Illegale Märkte schaden Menschen, Demokratien, der Umwelt und dem nachhaltigen Wachstum

Aktuelles

20.01.2019

neue Fachzeitschrift Journal of Illicit Economies and Development (JIED), die sich mit der Interaktion von illegalen Märkten und Entwicklung befasst

Die London School of Economics (LSE) und die Global Initiative Against Transnational Organized Crime publizierten im Januar 2019 zum ersten Mal die neue Fachzeitschrift Journal of Illicit Economies and Development (JIED), die sich mit der Interaktion von illegalen Märkten und Entwicklung befasst. Die Erstausgabe bildet die Vorträge des internationalen Kolloquiums „Addressing the Development Implications of Illicit Economies“ vom 19.-20. April 2018 ab. Dieses wurde von GPDE im Auftrag des BMZ gemeinsam mit der University of Glasgow, Christian Aid und dem Institut für Orientalische und Afrikanische Studien (SOAS) der University of London ausgerichtet. Die Autoren diskutieren, wie die schädlichen Effekte illegaler Märkte, etwa für Drogen, auf die Gesundheit und Umwelt, die Stabilität von demokratischen Institutionen und die öffentliche Sicherheit abgeschwächt oder vermieden werden können.

Ein besonderer Schwerpunkt der Fachzeitschrift liegt auf der Frage, wie die Ziele für nachhaltige Entwicklung der Agenda 2030 - etwa Armutsbekämpfung, Ernährungssicherung, die Förderung von Gesundheit, Umweltschutz sowie starke Institutionen - vor dem Hintergrund illegaler Wirtschaftsgeflechte umgesetzt werden können. Weltweit leben Menschen in Konfliktregionen und müssen aufgrund von Armut und fehlenden Beschäftigungsmöglichkeiten fortwährend neue Wege finden, um ihre Lebensgrundlagen zu sichern. Da legale Einkommensquellen oft fehlen, entstehen vielerorts illegale Märkte, zum Beispiel für die Produktion von und den Handel mit Drogen. Erst durch die Beseitigung von Entwicklungsdefiziten, den zugrundeliegenden Ursachen der illegalen Ökonomie, kann nachhaltige Entwicklung stattfinden.

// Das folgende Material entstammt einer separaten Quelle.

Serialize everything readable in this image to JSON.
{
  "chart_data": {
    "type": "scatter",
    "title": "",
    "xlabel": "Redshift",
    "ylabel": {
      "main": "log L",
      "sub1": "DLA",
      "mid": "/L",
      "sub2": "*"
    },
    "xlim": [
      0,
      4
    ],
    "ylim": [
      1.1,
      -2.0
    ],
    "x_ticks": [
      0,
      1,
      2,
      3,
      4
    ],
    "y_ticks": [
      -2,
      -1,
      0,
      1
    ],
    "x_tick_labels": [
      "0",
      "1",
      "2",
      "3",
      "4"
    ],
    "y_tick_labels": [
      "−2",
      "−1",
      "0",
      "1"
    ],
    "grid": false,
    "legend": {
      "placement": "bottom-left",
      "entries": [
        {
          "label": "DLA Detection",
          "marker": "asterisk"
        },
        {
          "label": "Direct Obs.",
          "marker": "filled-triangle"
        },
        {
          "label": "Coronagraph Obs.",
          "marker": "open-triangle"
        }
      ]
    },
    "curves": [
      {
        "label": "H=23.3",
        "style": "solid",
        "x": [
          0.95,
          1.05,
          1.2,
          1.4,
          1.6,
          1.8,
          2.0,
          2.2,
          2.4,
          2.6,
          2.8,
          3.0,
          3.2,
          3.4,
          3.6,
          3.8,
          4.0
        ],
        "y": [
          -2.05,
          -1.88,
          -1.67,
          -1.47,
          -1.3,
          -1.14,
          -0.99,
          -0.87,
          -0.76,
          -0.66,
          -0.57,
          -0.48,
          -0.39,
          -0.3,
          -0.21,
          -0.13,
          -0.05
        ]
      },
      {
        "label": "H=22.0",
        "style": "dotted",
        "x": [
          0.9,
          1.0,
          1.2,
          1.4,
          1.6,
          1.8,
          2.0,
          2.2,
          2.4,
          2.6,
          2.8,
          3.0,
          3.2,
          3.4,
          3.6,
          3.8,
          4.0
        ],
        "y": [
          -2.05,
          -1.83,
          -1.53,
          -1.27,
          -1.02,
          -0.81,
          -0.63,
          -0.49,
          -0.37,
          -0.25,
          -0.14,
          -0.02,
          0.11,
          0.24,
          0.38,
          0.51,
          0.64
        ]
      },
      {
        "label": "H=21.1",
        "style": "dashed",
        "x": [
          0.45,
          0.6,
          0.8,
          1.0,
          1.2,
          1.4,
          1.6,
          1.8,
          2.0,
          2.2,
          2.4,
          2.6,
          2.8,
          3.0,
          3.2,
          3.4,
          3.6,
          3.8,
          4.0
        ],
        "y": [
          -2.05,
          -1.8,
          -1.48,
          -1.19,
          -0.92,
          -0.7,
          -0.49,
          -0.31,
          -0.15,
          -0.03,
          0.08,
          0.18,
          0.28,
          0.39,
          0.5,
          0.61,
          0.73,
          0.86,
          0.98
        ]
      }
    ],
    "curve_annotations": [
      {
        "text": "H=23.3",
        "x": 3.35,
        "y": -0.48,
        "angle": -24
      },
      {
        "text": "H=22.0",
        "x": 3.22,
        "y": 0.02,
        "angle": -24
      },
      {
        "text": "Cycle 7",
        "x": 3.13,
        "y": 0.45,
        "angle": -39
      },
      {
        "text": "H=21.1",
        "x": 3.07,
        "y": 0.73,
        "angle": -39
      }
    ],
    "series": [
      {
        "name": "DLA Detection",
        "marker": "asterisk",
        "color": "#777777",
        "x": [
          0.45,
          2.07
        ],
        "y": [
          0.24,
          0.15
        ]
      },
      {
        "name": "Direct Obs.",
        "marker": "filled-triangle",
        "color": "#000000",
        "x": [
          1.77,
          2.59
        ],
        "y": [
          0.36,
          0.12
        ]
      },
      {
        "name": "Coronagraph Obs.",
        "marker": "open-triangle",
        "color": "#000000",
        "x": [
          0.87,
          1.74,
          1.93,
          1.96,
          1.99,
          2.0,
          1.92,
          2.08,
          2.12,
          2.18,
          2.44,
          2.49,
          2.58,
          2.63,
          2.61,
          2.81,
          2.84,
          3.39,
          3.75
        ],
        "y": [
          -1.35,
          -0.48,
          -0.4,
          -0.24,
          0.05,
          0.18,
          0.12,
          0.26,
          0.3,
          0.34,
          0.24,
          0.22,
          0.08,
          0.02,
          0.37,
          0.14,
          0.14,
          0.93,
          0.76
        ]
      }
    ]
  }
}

Dieses Ziel verfolgt auch der Ansatz der Alternativen Entwicklung, über dessen Entstehung und Relevanz in der internationalen Drogenpolitik GPDE einen Artikel beigesteuert hat: „From Alternative Development to Sustainable Development: The Role of Development Within the Global Drug Control Regime“. Denn Alternative Entwicklung zielt darauf ab, wirtschaftliche Alternativen zum Anbau von Drogenpflanzen zu schaffen, damit Kleinbäuerinnen und Kleinbauern ihren Lebensunterhalt nachhaltig sichern können. Zum Beispiel sollen durch Maßnahmen wie die Verbesserung der Infrastruktur in abgelegenen Anbauregionen und die Förderung des Marktzugangs für legale Produkte die Rahmenbedingungen für ländliche Entwicklung verbessert werden.